For arguments sake and if you want a torque figure try 70 ft/lb.
 
Axle nuts are often overtightened. For some reason, people seem to think they need to stomp on the wrench tightening the axle.
 
Re: Re: Rear Axle Nut Question

AlphaDogChoppers said:
Axle nuts are often overtightened. For some reason, people seem to think they need to stomp on the wrench tightening the axle.
Absolutely right. Most specs on bikes I have worked on usually call for 50-70 ft/lbs of torque.
 
And if you wanna get really crazy my BMW is torqued to 23ft. lbs. But a sealed roller is different than a tapered roller
 
On my Honda, the directions say "Tighten rear axle nut until the wheel drags, back off one flat and install cotter pin". Sounds like setting the preload on one of my antique trucks... couldn't be right. Could it?
 
Could be Scruffy. They can actually be over tightened so easily to a point where there is hardly any free spin left at all.
 
There's nothing to preload on a sealed roller bearing. Most wheels have an inner locating tube that rides on the inner rolling surface. You're just locating everything tightly. Don't read too much into it. Get it tight and lock it with the cotter. No worries. I'm having a hard time imagining how a sealed bearing would get so tight that it would cause drag on the wheel without breaking something in the process. There would have to be something binding against the non spinning portion of the bearing and if that is the case, something is wrong...
 
Kanticoy said:
There's nothing to preload on a sealed roller bearing. Most wheels have an inner locating tube that rides on the inner rolling surface. You're just locating everything tightly. Don't read too much into it. Get it tight and lock it with the cotter. No worries. I'm having a hard time imagining how a sealed bearing would get so tight that it would cause drag on the wheel without breaking something in the process. There would have to be something binding against the non spinning portion of the bearing and if that is the case, something is wrong...

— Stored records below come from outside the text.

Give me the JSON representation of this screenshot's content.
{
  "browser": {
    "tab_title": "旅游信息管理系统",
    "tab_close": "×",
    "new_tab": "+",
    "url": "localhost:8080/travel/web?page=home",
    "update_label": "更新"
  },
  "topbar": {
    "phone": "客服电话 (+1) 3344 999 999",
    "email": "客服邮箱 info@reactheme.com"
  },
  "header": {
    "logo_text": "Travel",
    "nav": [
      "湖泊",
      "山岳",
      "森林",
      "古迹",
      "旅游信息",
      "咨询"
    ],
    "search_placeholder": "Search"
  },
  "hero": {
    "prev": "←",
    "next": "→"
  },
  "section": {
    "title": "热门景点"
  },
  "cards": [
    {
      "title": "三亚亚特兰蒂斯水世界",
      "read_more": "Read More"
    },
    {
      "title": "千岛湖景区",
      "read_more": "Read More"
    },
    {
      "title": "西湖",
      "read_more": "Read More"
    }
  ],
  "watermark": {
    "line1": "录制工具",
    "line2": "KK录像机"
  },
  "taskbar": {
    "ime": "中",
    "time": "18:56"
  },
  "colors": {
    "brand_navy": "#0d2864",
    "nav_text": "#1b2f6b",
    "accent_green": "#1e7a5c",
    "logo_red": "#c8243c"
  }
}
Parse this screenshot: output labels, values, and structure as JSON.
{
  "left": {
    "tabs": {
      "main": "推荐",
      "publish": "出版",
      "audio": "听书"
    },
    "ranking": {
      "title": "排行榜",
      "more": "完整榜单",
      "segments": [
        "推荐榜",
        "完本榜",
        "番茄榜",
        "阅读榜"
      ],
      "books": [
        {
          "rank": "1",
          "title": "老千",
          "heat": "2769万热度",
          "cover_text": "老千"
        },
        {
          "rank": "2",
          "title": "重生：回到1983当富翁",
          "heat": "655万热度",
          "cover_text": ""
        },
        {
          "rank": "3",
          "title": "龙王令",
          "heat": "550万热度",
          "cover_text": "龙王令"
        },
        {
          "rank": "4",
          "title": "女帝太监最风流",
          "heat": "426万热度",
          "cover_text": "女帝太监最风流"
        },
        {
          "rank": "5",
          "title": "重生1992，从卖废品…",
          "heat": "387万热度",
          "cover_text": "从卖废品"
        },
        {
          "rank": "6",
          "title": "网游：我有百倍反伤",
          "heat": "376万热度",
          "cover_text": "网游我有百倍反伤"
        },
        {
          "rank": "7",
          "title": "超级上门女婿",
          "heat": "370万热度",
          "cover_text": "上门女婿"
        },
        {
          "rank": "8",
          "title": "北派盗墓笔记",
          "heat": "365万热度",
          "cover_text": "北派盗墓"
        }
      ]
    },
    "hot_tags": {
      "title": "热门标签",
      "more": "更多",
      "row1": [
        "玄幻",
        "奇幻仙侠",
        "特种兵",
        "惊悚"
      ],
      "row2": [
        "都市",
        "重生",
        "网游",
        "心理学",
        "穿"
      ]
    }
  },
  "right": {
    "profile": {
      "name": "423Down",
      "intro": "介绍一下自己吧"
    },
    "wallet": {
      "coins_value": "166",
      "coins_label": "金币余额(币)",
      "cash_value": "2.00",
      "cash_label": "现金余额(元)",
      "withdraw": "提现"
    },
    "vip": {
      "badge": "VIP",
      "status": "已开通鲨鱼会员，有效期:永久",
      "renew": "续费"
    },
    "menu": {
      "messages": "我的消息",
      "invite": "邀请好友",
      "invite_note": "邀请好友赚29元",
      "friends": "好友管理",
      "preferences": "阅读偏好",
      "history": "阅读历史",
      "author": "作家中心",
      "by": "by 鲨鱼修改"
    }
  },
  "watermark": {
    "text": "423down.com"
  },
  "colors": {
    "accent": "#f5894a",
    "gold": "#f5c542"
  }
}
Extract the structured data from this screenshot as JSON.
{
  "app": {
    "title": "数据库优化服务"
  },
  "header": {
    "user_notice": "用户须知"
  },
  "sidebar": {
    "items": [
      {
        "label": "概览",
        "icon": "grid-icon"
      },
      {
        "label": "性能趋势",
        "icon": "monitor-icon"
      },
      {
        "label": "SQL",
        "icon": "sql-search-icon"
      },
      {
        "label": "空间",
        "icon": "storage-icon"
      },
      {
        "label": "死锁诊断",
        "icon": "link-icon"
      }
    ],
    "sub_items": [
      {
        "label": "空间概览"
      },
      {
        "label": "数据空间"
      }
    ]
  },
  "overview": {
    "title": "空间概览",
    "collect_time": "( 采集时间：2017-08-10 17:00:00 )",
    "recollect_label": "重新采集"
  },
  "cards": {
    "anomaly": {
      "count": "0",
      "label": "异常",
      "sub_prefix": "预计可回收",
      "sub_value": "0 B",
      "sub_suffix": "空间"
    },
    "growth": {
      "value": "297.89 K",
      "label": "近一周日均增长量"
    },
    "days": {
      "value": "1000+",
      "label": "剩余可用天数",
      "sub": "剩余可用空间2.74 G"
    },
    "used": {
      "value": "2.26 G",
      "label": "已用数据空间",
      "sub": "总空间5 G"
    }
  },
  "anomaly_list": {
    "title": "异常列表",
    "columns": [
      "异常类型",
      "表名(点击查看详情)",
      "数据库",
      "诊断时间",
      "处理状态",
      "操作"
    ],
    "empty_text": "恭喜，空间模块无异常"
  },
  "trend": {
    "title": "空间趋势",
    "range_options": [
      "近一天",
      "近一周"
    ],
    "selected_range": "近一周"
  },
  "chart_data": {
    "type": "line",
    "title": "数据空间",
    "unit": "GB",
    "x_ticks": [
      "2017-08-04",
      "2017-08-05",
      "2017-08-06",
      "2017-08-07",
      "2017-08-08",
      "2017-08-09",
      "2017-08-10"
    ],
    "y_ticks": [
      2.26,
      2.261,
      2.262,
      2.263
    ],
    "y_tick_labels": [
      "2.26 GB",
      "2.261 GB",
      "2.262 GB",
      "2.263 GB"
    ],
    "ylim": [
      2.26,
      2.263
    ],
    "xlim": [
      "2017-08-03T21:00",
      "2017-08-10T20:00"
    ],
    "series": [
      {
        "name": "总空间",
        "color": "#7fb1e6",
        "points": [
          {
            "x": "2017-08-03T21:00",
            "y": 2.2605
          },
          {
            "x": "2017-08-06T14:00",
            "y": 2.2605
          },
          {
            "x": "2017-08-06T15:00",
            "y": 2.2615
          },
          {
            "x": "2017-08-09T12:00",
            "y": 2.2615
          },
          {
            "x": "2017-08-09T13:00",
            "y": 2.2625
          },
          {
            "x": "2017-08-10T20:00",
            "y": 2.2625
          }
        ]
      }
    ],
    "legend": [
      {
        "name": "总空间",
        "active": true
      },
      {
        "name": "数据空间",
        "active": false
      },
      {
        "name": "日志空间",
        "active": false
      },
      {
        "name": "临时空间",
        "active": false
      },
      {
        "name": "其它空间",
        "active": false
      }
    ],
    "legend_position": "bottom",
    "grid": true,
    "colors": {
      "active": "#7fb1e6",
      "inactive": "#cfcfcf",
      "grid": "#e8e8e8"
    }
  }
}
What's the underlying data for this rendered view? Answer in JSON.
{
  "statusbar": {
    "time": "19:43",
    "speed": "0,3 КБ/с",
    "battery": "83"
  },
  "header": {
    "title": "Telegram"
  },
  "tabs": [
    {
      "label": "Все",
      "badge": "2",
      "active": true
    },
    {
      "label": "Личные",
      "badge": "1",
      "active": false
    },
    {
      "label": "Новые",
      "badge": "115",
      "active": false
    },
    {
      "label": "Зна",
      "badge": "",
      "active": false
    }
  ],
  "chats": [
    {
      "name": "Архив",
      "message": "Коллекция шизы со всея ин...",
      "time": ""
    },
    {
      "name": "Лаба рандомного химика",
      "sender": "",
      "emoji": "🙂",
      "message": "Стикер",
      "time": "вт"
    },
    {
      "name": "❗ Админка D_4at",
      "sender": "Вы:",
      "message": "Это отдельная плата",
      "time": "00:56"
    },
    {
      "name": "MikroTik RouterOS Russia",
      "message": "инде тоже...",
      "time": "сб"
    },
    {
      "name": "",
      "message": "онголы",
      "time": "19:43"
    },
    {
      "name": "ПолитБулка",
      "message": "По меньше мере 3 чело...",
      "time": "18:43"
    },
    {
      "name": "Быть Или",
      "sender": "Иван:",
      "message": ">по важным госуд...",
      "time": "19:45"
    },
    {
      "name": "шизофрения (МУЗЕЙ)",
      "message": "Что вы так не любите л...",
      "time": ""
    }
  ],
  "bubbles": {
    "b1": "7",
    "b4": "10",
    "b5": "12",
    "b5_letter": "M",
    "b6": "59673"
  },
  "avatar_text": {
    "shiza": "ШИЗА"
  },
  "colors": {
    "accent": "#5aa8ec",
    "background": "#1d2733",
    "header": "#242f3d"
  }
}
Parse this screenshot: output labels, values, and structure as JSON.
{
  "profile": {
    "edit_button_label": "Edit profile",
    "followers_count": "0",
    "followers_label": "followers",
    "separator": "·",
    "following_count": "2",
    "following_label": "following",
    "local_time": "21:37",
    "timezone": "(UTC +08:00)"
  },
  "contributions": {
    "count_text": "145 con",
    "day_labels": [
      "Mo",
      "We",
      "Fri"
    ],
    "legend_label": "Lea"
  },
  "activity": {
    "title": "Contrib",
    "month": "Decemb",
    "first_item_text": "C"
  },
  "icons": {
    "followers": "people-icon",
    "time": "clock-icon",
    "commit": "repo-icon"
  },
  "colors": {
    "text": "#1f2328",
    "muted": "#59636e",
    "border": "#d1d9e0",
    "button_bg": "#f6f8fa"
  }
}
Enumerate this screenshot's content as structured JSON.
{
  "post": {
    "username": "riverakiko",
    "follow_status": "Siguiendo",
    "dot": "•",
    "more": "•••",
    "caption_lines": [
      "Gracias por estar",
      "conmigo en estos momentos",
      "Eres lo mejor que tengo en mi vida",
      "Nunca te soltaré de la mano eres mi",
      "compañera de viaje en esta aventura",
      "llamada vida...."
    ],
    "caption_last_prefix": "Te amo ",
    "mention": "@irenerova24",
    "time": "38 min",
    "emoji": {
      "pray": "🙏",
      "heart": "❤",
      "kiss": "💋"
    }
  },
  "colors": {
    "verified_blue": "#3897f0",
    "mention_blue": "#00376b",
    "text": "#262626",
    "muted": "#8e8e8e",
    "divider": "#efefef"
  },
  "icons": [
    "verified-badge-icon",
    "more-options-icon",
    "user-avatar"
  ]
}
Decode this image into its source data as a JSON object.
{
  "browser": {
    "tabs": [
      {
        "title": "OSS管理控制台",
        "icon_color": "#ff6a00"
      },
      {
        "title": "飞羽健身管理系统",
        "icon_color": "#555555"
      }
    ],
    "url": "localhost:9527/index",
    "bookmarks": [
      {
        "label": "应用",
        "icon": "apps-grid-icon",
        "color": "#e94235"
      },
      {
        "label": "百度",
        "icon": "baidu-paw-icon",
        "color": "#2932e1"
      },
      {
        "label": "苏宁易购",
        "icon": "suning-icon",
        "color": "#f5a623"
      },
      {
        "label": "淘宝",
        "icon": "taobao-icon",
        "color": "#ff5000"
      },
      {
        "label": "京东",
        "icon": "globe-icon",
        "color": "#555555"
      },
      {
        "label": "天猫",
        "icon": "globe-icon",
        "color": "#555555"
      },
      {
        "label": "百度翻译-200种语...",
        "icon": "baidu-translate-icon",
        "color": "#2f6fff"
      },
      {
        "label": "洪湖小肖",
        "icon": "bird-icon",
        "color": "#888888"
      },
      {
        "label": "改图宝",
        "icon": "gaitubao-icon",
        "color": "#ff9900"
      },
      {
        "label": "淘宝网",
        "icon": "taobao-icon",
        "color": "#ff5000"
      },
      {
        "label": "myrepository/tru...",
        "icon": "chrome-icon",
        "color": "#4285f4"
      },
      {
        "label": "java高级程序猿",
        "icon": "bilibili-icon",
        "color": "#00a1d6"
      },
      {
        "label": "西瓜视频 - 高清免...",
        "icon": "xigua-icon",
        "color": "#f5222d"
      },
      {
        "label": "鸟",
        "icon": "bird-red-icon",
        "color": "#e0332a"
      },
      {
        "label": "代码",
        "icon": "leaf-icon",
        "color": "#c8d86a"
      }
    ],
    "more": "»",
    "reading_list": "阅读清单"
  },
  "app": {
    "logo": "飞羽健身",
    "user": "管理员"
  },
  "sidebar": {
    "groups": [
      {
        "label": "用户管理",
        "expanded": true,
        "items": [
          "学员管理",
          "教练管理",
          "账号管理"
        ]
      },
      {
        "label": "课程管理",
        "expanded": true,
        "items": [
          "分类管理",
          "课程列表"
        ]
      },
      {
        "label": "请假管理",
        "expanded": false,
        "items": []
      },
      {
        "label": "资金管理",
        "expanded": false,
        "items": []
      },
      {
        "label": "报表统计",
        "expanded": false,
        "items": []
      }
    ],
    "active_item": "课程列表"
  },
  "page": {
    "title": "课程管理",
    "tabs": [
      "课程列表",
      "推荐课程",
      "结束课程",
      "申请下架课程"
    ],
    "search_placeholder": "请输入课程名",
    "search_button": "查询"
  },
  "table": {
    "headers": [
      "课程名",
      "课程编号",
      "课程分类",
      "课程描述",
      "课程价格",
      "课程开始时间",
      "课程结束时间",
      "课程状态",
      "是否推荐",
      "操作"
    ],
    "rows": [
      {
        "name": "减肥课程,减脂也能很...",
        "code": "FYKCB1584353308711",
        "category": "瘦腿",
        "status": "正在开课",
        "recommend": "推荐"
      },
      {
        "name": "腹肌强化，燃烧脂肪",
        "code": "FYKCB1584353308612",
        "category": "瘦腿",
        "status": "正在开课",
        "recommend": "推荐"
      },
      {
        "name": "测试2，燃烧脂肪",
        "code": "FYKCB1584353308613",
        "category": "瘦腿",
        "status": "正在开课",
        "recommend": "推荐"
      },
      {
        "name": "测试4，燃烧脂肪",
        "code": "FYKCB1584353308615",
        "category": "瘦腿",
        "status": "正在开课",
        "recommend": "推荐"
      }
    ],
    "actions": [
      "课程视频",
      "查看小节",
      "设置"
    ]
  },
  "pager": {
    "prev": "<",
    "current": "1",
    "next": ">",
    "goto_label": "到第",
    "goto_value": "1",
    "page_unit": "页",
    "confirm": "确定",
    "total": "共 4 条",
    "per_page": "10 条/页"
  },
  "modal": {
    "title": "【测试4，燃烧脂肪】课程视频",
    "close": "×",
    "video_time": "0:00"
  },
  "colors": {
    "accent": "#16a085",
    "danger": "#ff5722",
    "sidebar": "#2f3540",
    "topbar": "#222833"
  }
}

That was my thought too, but, the bike is 50 years old, so... stranger things have happened. I just decided it was "Engrish"...
 
Re: Re: Rear Axle Nut Question

Scruffy said:
That was my thought too, but, the bike is 50 years old, so... stranger things have happened. I just decided it was "Engrish"...
Past experience. When I was a teenager (loonnng time ago) and didn't have a torque wrench available, I did a chain adjustment on a buddies bike and tightened the piss out of the axle nut. Never pulled anything completely off just loosened adjusted re- tightened. Afterwards the wheel would hardly spin at all by hand. Loosened it up a bit and spun fine. And later after torquing to specs no issues.
It doesn't sound right to me either. I can see possibly premature wear of the bearings. But causing that kind of drag surprised me. Now days I am pretty much a stickler for finding the torque specs on most anything I put a wrench on.